GNU Emacs Lisp Reference Manual: String Basics

[ < ]

[ > ]

[ << ]

[ Up ]

[ >> ]

[Top]

[Contents]

[Index]

[ ? ]

4.1 String and Character Basics

Characters are represented in Emacs Lisp as integers; whether an integer is a character or not is determined only by how it is used. Thus, strings really contain integers.

The length of a string (like any array) is fixed, and cannot be altered once the string exists. Strings in Lisp are not terminated by a distinguished character code. (By contrast, strings in C are terminated by a character with ASCII code 0.)

Since strings are arrays, and therefore sequences as well, you can operate on them with the general array and sequence functions. (See section 6. Sequences, Arrays, and Vectors.) For example, you can access or change individual characters in a string using the functions aref and aset (see section 6.3 Functions that Operate on Arrays).

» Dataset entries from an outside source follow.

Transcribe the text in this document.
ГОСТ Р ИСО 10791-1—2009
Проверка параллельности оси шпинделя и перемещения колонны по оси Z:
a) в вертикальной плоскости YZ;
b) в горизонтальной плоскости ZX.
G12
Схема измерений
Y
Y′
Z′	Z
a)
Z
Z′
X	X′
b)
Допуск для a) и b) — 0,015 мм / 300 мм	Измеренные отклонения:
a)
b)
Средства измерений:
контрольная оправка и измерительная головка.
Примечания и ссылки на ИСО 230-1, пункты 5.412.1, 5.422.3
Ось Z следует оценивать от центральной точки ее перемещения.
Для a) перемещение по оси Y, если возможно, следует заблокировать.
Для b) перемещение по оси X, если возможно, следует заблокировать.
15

There are two text representations for non-ASCII characters in Emacs strings (and in buffers): unibyte and multibyte (see section 33.1 Text Representations). An ASCII character always occupies one byte in a string; in fact, when a string is all ASCII, there is no real difference between the unibyte and multibyte representations. For most Lisp programming, you don't need to be concerned with these two representations.

Sometimes key sequences are represented as strings. When a string is a key sequence, string elements in the range 128 to 255 represent meta characters (which are large integers) rather than character codes in the range 128 to 255.

Strings cannot hold characters that have the hyper, super or alt modifiers; they can hold ASCII control characters, but no other control characters. They do not distinguish case in ASCII control characters. If you want to store such characters in a sequence, such as a key sequence, you must use a vector instead of a string. See section 2.3.3 Character Type, for more information about the representation of meta and other modifiers for keyboard input characters.

Strings are useful for holding regular expressions. You can also match regular expressions against strings (see section 34.3 Regular Expression Searching). The functions match-string (see section 34.6.2 Simple Match Data Access) and replace-match (see section 34.6.1 Replacing the Text that Matched) are useful for decomposing and modifying strings based on regular expression matching.

Like a buffer, a string can contain text properties for the characters in it, as well as the characters themselves. See section 32.19 Text Properties. All the Lisp primitives that copy text from strings to buffers or other strings also copy the properties of the characters being copied.

See section 32. Text, for information about functions that display strings or copy them into buffers. See section 2.3.3 Character Type, and 2.3.8 String Type, for information about the syntax of characters and strings. See section 33. Non-ASCII Characters, for functions to convert between text representations and to encode and decode character codes.